Услышав слова только что завоеванного любовника, она поглядела на него снизу вверх и театрально замурлыкала:
– О чем ты сейчас думаешь?
«Она будет это повторять, пока я не придумаю что-нибудь очень важное, очень значительное, такое же значительное, как только что пережитое неземное блаженство. В противном случае, она разочарованно протянет: „А я-то думала!" Как бы то ни было, ответ нужен срочно, пока этот престарелый бунтарь в глубине мраморных покоев не закончит умащать себя благовониями».
– Меня тревожит предстоящее выступление на Форуме, – проговорил философ Дмитрий, с непринужденным видом поднимаясь с подоконника, чтобы восстановить кровообращение в ягодицах. Хвала богам, это прозвучало убедительно и серьезно.
Феминистия еще раз поглядела на него томно, словно лев на только что обглоданную груду костей, и принялась одеваться и укладывать сбившиеся волосы. Теперь Геварий, по крайней мере, не обнаружит свою даму сердца голой в объятиях гостя.

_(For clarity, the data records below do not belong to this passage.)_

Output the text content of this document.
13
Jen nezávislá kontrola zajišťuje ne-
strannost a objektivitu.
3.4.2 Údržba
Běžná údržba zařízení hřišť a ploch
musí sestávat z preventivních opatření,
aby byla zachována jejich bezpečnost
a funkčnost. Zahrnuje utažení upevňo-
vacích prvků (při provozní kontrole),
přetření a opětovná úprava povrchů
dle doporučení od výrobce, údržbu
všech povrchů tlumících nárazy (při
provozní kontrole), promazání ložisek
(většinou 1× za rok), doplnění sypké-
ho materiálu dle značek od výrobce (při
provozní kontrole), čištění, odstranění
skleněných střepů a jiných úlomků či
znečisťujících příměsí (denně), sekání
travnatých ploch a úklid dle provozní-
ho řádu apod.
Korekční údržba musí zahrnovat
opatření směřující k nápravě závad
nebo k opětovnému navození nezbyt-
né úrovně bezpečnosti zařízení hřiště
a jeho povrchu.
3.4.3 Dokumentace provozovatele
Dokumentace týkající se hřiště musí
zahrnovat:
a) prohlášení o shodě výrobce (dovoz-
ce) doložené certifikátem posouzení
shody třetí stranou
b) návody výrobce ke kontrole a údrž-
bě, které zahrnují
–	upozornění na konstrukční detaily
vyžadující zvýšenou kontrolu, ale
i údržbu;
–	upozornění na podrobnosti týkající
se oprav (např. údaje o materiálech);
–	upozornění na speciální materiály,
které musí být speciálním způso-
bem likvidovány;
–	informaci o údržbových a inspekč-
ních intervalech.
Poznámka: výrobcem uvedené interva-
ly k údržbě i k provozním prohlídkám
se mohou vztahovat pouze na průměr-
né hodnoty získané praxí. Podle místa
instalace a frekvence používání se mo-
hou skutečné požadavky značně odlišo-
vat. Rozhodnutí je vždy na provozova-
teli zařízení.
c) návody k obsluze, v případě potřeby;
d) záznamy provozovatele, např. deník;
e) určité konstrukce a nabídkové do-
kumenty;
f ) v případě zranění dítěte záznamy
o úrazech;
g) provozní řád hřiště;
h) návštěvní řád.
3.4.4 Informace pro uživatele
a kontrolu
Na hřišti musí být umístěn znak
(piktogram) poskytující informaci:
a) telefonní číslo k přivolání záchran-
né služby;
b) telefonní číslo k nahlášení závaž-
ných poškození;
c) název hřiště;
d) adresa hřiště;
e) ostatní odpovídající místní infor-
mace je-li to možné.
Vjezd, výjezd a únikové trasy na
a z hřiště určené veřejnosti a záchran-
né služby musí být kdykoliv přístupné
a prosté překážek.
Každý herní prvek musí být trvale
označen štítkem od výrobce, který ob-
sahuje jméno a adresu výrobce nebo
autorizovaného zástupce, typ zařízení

Для поддержания дружеских отношений этого уже немало.
– Геварий считает, что их нужно поразить, – медленно проговорила Феминистия, с немалым усилием расчесывая густую каштановую гриву драгоценным гребнем.
– Дело хорошее, – согласился Хромин. – Так что же он медлит, твой Геварий?
– Погляди на этот Город, – вместо ответа предложила она.
Город за окном громоздился холмами, желтыми стенами, мраморными колоннами. Солнце на каждой крыше, на каждом свинцовом переплете окна, на каждой общественной скамеечке. Кривая улица сменялась ровной мощеной дорогой, рассыпалась в утоптанной пыли на Марсовом поле и появлялась вновь уже на соседнем холме, видном отсюда, как на голографическом макете.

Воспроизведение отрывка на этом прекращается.